When we take on something new, some part of us knows that we don’t know how to do it, and we identify with “not knowing how to do this thing.”  We begin to live in the land of  “I don’t know how to do this thing.”  And then, in a moment, we can wake up and realize:  wow, I know how to do this thing. I should trust myself.  In that moment, we have migrated from the land of “I don’t know how to do this thing” to the land of “I trust myself.”

Parenting is one of these experiences for me. We parents enter into the relationship, responsibility and challenges of parenting largely knowing that we don’t know how to do this thing.  Even those of us who read all the books–such a desperate grasp at a rope for the drowning person.  The demands of parenting take us to places of exhaustion that we never imagined, to places of fear that are more real than Dante’s Inferno could ever muster (nothing cuts to the center of a parent’s soul like the fear for harm to his/her child–of any kind).  Parenting is confusing, lonely, painful and filled with mistakes.

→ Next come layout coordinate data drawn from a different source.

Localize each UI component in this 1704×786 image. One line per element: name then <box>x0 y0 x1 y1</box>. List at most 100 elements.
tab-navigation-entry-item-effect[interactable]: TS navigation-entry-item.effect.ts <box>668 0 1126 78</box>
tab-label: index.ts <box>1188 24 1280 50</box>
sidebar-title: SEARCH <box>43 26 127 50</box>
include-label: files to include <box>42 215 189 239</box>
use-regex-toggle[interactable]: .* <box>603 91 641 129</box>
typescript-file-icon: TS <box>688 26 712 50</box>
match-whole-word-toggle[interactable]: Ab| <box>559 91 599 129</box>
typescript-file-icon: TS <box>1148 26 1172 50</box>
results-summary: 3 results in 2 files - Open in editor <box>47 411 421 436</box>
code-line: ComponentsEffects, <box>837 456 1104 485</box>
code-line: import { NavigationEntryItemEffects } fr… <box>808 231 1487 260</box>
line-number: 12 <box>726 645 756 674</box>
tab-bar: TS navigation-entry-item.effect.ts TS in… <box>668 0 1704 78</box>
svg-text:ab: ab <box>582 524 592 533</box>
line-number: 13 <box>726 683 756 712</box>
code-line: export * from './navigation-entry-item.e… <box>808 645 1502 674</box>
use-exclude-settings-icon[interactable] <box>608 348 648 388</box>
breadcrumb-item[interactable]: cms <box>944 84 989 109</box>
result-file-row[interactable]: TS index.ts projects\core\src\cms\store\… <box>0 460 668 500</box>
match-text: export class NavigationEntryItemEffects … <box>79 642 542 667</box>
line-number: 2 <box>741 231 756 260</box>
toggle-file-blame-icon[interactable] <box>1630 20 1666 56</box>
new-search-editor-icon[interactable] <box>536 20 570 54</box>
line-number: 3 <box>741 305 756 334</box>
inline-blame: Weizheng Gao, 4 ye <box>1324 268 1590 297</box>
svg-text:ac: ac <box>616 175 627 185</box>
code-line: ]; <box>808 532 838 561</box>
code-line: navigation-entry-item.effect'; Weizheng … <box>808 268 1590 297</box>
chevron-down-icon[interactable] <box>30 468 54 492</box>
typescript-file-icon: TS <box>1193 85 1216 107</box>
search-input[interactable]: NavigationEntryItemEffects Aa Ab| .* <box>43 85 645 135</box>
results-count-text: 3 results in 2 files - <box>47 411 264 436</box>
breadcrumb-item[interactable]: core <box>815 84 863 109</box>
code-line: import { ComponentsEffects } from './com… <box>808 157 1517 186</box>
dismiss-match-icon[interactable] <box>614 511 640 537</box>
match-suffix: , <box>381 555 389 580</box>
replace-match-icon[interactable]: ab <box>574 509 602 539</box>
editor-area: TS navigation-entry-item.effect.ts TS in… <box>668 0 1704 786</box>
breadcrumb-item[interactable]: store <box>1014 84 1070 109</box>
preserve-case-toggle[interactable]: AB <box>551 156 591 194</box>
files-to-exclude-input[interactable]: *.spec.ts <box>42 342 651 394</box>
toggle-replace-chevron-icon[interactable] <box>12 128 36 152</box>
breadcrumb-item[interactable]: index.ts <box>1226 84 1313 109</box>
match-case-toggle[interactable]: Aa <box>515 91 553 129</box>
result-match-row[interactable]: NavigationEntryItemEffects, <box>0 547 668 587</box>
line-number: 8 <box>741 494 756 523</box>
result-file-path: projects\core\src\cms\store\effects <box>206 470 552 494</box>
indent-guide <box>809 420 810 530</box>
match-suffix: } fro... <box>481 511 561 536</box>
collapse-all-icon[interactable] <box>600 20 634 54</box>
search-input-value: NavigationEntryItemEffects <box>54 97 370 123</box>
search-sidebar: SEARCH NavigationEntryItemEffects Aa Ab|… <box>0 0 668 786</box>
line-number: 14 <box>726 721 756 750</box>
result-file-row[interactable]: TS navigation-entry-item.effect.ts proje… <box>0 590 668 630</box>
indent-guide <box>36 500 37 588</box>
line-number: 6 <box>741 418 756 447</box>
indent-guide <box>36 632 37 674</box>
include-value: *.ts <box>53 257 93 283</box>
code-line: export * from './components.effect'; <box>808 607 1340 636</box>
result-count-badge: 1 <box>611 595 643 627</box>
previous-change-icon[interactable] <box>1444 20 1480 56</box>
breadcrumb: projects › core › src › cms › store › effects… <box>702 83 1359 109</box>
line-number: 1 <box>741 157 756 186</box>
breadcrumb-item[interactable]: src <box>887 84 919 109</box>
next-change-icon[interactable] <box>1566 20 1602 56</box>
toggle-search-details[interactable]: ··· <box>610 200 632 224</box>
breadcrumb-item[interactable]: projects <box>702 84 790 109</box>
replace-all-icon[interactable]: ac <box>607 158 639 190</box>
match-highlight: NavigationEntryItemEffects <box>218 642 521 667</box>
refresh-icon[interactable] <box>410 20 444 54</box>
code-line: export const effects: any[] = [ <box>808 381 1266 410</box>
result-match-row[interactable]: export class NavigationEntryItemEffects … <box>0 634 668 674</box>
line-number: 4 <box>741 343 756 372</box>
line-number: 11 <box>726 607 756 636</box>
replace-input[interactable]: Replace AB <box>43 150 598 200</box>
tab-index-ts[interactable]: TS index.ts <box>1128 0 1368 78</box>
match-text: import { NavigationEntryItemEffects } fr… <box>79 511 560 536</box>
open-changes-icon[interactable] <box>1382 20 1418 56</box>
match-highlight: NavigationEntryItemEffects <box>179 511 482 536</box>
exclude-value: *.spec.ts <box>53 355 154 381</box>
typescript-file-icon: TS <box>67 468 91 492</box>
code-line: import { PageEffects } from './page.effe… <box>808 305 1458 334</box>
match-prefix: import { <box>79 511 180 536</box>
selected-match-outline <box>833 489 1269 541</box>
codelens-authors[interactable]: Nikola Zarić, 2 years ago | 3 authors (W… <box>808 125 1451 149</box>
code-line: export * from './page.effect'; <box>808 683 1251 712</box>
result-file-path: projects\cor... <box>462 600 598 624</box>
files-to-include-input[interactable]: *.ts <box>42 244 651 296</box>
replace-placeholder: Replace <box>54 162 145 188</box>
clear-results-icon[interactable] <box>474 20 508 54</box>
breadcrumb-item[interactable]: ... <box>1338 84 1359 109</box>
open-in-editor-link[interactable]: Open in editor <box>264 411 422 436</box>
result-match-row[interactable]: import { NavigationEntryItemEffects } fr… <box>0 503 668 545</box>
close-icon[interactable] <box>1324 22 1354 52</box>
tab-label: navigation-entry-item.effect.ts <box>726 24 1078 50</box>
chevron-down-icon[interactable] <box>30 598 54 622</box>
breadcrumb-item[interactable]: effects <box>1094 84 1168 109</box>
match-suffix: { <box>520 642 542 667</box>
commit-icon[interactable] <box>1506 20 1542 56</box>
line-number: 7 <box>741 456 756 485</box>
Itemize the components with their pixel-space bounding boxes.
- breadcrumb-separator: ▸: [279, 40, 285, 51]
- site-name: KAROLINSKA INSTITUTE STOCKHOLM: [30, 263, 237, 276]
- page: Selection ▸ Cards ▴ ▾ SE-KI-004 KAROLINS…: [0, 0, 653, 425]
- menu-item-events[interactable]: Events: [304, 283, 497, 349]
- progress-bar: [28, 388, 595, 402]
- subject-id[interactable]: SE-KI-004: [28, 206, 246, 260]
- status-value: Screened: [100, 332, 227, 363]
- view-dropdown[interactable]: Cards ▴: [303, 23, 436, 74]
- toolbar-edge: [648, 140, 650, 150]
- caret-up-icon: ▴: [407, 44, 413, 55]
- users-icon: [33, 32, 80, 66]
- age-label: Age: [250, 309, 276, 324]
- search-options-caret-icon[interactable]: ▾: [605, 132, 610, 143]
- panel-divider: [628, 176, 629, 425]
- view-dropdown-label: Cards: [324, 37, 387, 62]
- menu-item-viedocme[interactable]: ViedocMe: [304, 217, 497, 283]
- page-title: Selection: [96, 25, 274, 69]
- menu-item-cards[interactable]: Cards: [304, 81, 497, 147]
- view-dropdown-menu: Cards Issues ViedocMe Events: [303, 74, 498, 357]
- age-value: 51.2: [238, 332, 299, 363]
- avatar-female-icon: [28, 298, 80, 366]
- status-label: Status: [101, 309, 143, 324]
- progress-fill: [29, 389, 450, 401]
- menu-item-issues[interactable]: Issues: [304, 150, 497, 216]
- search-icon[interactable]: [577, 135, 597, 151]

I trust myself as a parent these days.  (Great, you say.  Your children are all grown now). They are grown, and I will always be a parent, both to my children and to others who need me, in the moment, to be a parent who trusts himself.  I meet a few of those each day at work, as a teacher.  I made the migration from “I don’t know how to do this thing” to “I trust myself” not because I finally have achieved perfection.  Not at all.  I’ve come to trust myself because I can look back and see and name all of the mistakes, the hesitations, the second guessing, the wounds, received and inflicted.  Accepting them, knowing them, receiving them has prepared me to see and feel them when I begin to approach the same mistakes again.  I trust that I am capable of mistakes as a parent, and I know what mine look like.  I am prepared to make mistakes AND to receive the wisdom that comes from them.

Nothing has broken my heart more than seeing where I have failed as a parent.  And those kinds of wounds are worth pure gold.  As a paraphrase of Rumi goes:

The wound is where the Light enters you,

and don’t think for a minute that you are healing yourself.

So today, when the wounding comes around something we would like to be better at, allow this.  This is our ready-room.  Light enters us this way, through this wound, this failure, and what is at work in us is so much bigger than we are.